May 24 (UPI) -- The Transportation Security Administration has been testing what it calls enhanced security procedures for carry-on bags at several airports in the United States, the agency said Wednesday.
The TSA public affairs office said the tighter security screening for luggage in the passenger cabin is being tested at 10 airports in the country, but did not identify which facilities are part of the plan.
Electronic devices larger than a cellphone are one of the main focuses of the intensified screening.
"Over the past year, TSA has been adjusting screening procedures at select U.S. airports on a trial basis in an effort to improve screener performance at the checkpoint," the agency said in a statement. "Travelers at select test locations may be asked to place certain electronics and other items in a separate bin for screening in an effort to de-clutter baggage."

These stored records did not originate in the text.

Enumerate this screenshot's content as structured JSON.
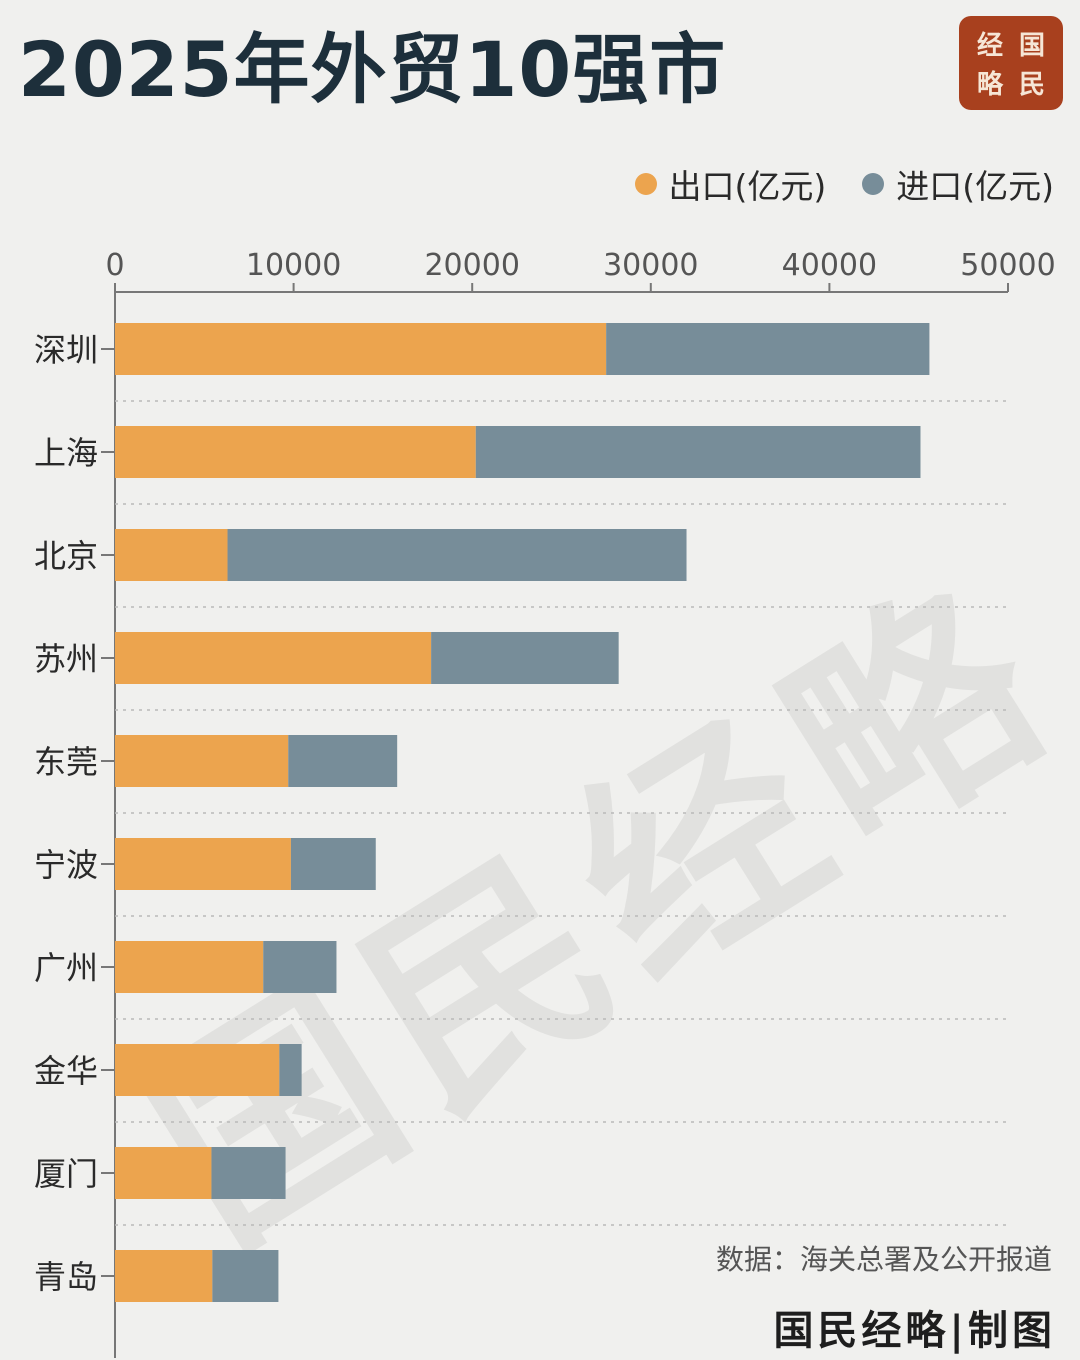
{
  "title": "2025年外贸10强市",
  "logo": {
    "c1": "经",
    "c2": "国",
    "c3": "略",
    "c4": "民"
  },
  "legend": {
    "export_label": "出口(亿元)",
    "import_label": "进口(亿元)"
  },
  "source": "数据：海关总署及公开报道",
  "credit": "国民经略|制图",
  "watermark": "国民经略",
  "colors": {
    "export": "#eca44e",
    "import": "#778d99",
    "background": "#f0f0ee"
  },
  "chart_data": {
    "type": "bar",
    "orientation": "horizontal",
    "stacked": true,
    "categories": [
      "深圳",
      "上海",
      "北京",
      "苏州",
      "东莞",
      "宁波",
      "广州",
      "金华",
      "厦门",
      "青岛"
    ],
    "series": [
      {
        "name": "出口(亿元)",
        "values": [
          27500,
          20200,
          6300,
          17700,
          9700,
          9850,
          8300,
          9200,
          5400,
          5450
        ]
      },
      {
        "name": "进口(亿元)",
        "values": [
          18100,
          24900,
          25700,
          10500,
          6100,
          4750,
          4100,
          1250,
          4150,
          3700
        ]
      }
    ],
    "xlim": [
      0,
      50000
    ],
    "xticks": [
      "0",
      "10000",
      "20000",
      "30000",
      "40000",
      "50000"
    ],
    "axis_position": "top",
    "legend_position": "top-right",
    "grid": "dotted separators between categories"
  }
}
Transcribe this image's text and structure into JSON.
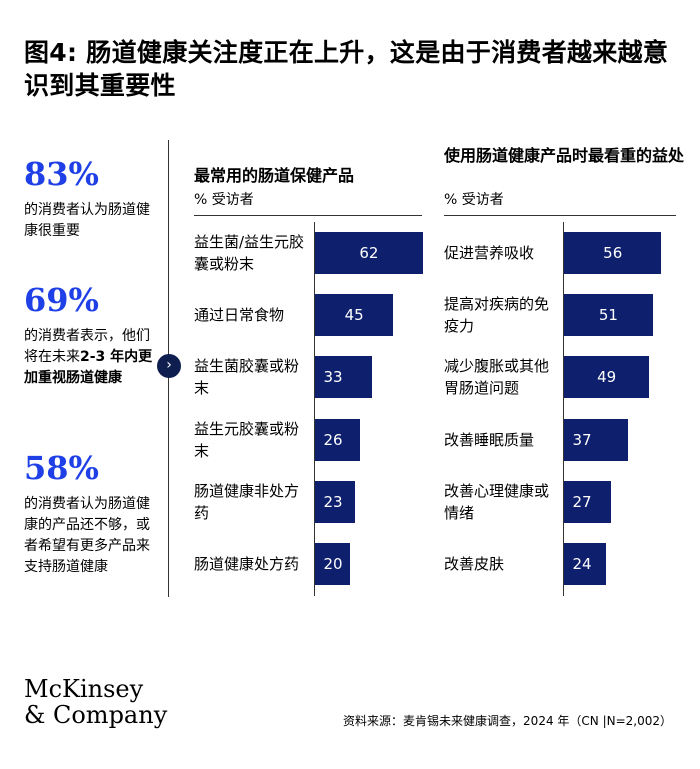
{
  "title": "图4: 肠道健康关注度正在上升，这是由于消费者越来越意识到其重要性",
  "stats": [
    {
      "value": "83%",
      "text": "的消费者认为肠道健康很重要"
    },
    {
      "value": "69%",
      "text_plain": "的消费者表示，他们将在未来",
      "text_bold": "2-3 年内更加重视肠道健康"
    },
    {
      "value": "58%",
      "text": "的消费者认为肠道健康的产品还不够，或者希望有更多产品来支持肠道健康"
    }
  ],
  "arrow_icon": "chevron-right-icon",
  "chart_data": [
    {
      "type": "bar",
      "title": "最常用的肠道保健产品",
      "unit_label": "% 受访者",
      "categories": [
        "益生菌/益生元胶囊或粉末",
        "通过日常食物",
        "益生菌胶囊或粉末",
        "益生元胶囊或粉末",
        "肠道健康非处方药",
        "肠道健康处方药"
      ],
      "values": [
        62,
        45,
        33,
        26,
        23,
        20
      ],
      "orientation": "horizontal",
      "bar_color": "#0e1f6e"
    },
    {
      "type": "bar",
      "title": "使用肠道健康产品时最看重的益处",
      "unit_label": "% 受访者",
      "categories": [
        "促进营养吸收",
        "提高对疾病的免疫力",
        "减少腹胀或其他胃肠道问题",
        "改善睡眠质量",
        "改善心理健康或情绪",
        "改善皮肤"
      ],
      "values": [
        56,
        51,
        49,
        37,
        27,
        24
      ],
      "orientation": "horizontal",
      "bar_color": "#0e1f6e"
    }
  ],
  "logo": {
    "line1": "McKinsey",
    "line2": "& Company"
  },
  "source": "资料来源：麦肯锡未来健康调查，2024 年（CN |N=2,002）",
  "colors": {
    "stat_accent": "#1f40e6",
    "bar": "#0e1f6e",
    "arrow_bg": "#0e1f4f"
  }
}
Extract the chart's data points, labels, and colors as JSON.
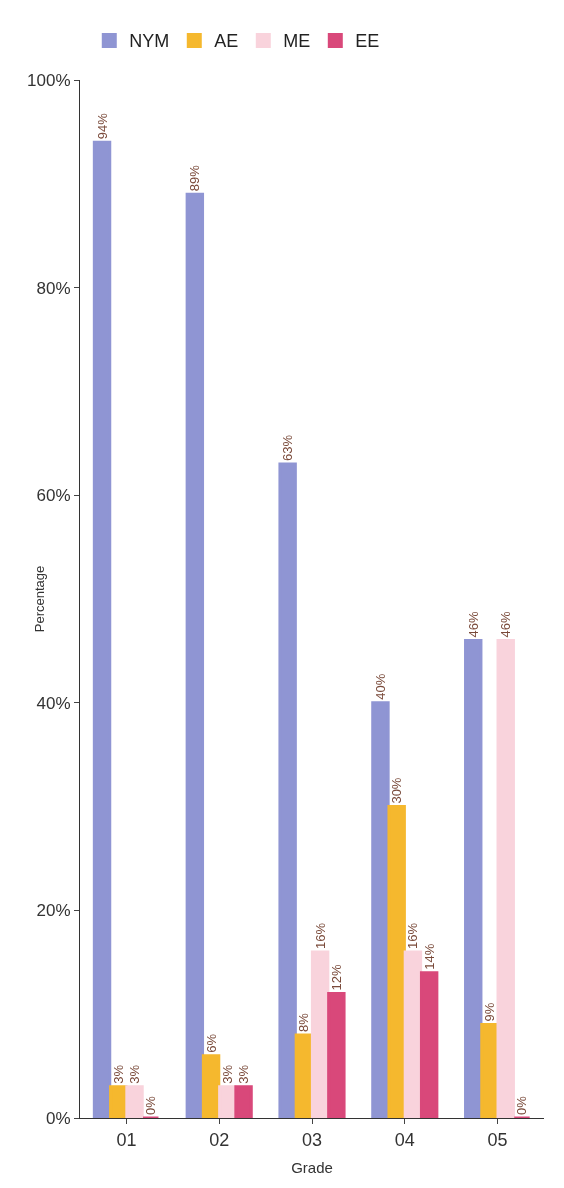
{
  "chart_data": {
    "type": "bar",
    "xlabel": "Grade",
    "ylabel": "Percentage",
    "categories": [
      "01",
      "02",
      "03",
      "04",
      "05"
    ],
    "series": [
      {
        "name": "NYM",
        "color": "#8f95d3",
        "values": [
          94,
          89,
          63,
          40,
          46
        ],
        "value_labels": [
          "94%",
          "89%",
          "63%",
          "40%",
          "46%"
        ]
      },
      {
        "name": "AE",
        "color": "#f5b82e",
        "values": [
          3,
          6,
          8,
          30,
          9
        ],
        "value_labels": [
          "3%",
          "6%",
          "8%",
          "30%",
          "9%"
        ]
      },
      {
        "name": "ME",
        "color": "#f9d3dc",
        "values": [
          3,
          3,
          16,
          16,
          46
        ],
        "value_labels": [
          "3%",
          "3%",
          "16%",
          "16%",
          "46%"
        ]
      },
      {
        "name": "EE",
        "color": "#d9487a",
        "values": [
          0,
          3,
          12,
          14,
          0
        ],
        "value_labels": [
          "0%",
          "3%",
          "12%",
          "14%",
          "0%"
        ]
      }
    ],
    "ylim": [
      0,
      100
    ],
    "yticks": [
      {
        "value": 0,
        "label": "0%"
      },
      {
        "value": 20,
        "label": "20%"
      },
      {
        "value": 40,
        "label": "40%"
      },
      {
        "value": 60,
        "label": "60%"
      },
      {
        "value": 80,
        "label": "80%"
      },
      {
        "value": 100,
        "label": "100%"
      }
    ],
    "grid": false,
    "legend": "top"
  }
}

Depending on the results, the TSA said it may expand the enhanced procedures to other U.S. airports.
"As we have said time and again, TSA continuously enhances and adjusts security screening procedures, both seen and unseen, to maintain the highest levels of security," its statement said.
The U.S. Department of Homeland Security, which oversees the TSA, said Wednesday that the increased security has nothing to do with a decision in March to ban carry-on electronics on U.S.-bound flights from 10 countries in the Middle East and Africa.
"This is not nationwide, nor related to current restrictions on large electronic devices for passengers to the U.S. from 10 overseas airports," DHS said in a tweet.
The TSA emphasized Wednesday that the new security does not impact which items passengers are allowed to carry on commercial flights.